The green revolution beginning with the cultivation of hybrid wheat in Punjab in the late 60’s is significant. Wheat production went up from 50 million tones to 200 millions tones. More important was the inputs farmers got in terms of water, fertilizers, seeds and the advice of agricultural scientists to grow other crops like inferior cereals, cotton, tobacco and vegetables. This has enabled big farmers to make a great deal of money, in fact they need to be taxed. But the small farmers continue to suffer. Traditional practices and knowledge have become outdated and they have no access to bank credits, driving many of them to suicide even in Punjab, the administration and the bureaucracy must ensure that poor farmers have access to crop insurance, easy credit and extension services. More important, officials must treat them properly.
Yes our villages are dying with more and more people becoming educated and literate the demand for white and brown collard jobs are going up. And they in turn become models. Yes the people are no longer submissive and there is feeling of self worth and dignity. They can’t be pushed around.
So we have to develop a style for dealing with people. Failing to do so could result in clashes in the more progressive parts of the country. Not a blood revolution but a bleeding revolution. This is already evident in various parts of the country where poorer sectors of society are being organized into a Maoist and Naxalities. This will only increase. It is a process that calls for radical solutions that will spare the lower class from ill-treatment from the upper class.
Perhaps the answer lies in destroying and rebuilding our villages where wards and streets are not based on caste. There are more than 60,000 villages. Many have population of less than 500.

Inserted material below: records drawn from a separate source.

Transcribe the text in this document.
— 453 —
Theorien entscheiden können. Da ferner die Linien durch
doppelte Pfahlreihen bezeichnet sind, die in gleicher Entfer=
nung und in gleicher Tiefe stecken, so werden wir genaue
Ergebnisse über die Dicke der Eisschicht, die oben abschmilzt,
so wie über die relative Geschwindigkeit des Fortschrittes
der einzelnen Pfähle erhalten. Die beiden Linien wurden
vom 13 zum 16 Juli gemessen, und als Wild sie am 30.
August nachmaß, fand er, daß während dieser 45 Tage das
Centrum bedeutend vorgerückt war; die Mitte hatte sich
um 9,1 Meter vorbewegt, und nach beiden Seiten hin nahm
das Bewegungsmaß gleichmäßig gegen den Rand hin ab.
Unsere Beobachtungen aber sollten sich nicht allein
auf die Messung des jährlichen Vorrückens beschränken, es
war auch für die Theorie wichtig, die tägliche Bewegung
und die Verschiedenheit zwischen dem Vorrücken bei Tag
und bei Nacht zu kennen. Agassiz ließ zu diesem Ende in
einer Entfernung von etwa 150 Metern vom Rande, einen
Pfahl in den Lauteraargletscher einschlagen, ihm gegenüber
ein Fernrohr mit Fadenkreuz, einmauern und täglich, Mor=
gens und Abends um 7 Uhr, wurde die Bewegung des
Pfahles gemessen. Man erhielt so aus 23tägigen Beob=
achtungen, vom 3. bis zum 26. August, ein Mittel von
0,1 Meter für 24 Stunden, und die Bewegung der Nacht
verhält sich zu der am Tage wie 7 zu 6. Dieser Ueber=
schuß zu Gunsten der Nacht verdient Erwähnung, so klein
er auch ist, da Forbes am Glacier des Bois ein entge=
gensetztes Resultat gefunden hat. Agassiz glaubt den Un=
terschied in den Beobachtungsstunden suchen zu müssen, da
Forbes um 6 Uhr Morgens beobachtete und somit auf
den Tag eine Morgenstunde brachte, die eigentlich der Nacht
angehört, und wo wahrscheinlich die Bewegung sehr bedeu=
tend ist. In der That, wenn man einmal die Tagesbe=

We should rebuild them so the caste is not the criteria. The upper castes could even be given incentives for staying close to the lower caste. Our population is also growing but we must envisage a situation written it will decline and become static. This will happen when we fight poverty by providing education, health and sanitation and encourage the empowerment of villages.
Commercial crops, horticulture, vineyards, floriculture and other labour intensive crops should be encouraged as also the white revolution and greening of land. Starting the next five years we should restart rebuilding villages in every taluks and district. Panchayat Raj must be encouraged and villages should be made responsible for bringing about changes. In 1981, 24.5 per cent of population was urban and soon it may rise to 30% but the chances of villages giving way to urban landscape are remote.